Network parameter sync in forward pass

DzReal · December 18, 2019, 12:09am

Hi, all

I’m trying to use the distributed package for multi-gpu training. Because of the way the code is written, the master process does all the initialisations (creating model replicas, optimisers etc.). From pytorch source code, it seems like during forward pass, all model replicas will be synced with the one running in subprocess with rank 0. Does that mean I could just initialise one optimiser for subprocess 0 and only update the parameters of the first model replica?

Thanks,

mrshenli · December 26, 2019, 4:14pm

Hi @DzReal

From pytorch source code, it seems like during forward pass, all model replicas will be synced with the one running in subprocess with rank 0.

If you are using DistributedDataParallel, above is actually not true. The distributed sync occurs during the backward pass, and it averages all gradients instead of parameters (check torch/csrc/distributed/c10d/reducer.cpp). So that when the optimizer consumes those gradients, they are already global gradients.

The sync you mentioned in the forward pass might be this.

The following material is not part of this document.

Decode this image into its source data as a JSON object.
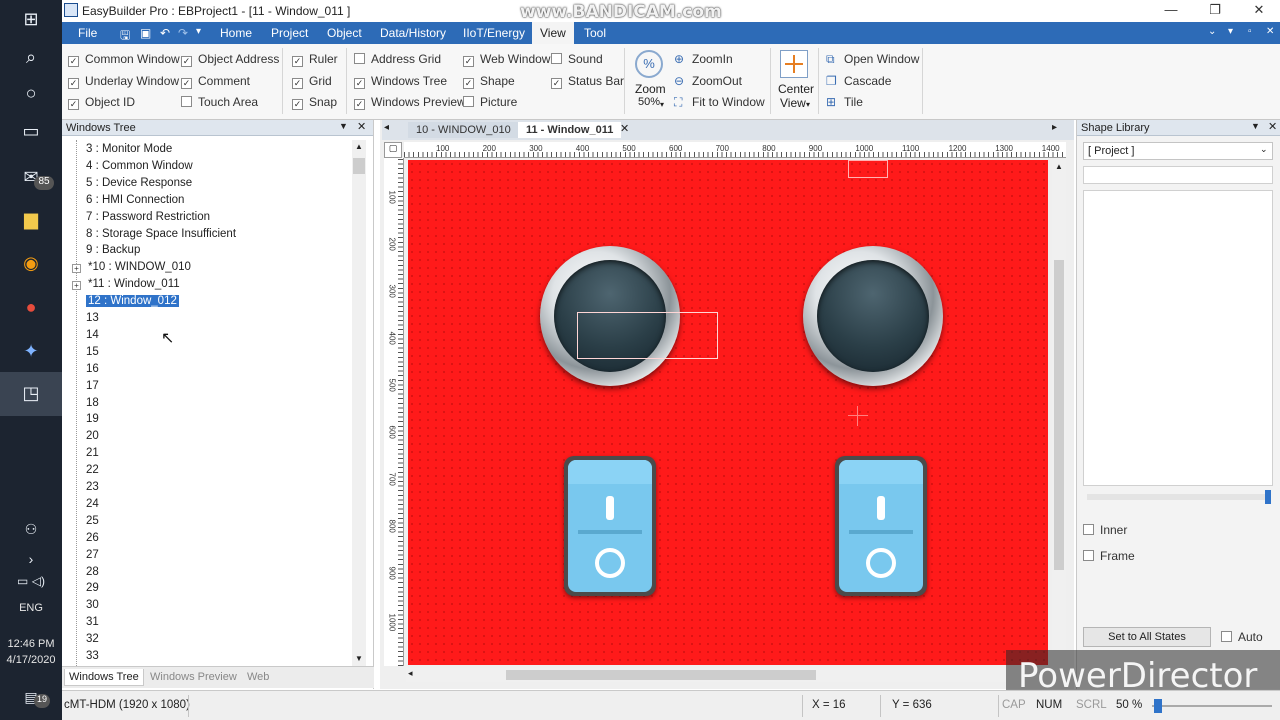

This only does intra-node sync when you use one DDP process to work on multiple GPUs.

Does that mean I could just initialise one optimiser for subprocess 0 and only update the parameters of the first model replica?

No. Each DDP process should have its own local optimizer.

DzReal · January 11, 2020, 1:11am

So when running on a single node with multiple GPUs, could I only use one optimiser?

mrshenli · January 16, 2020, 5:17pm

So when running on a single node with multiple GPUs, could I only use one optimiser?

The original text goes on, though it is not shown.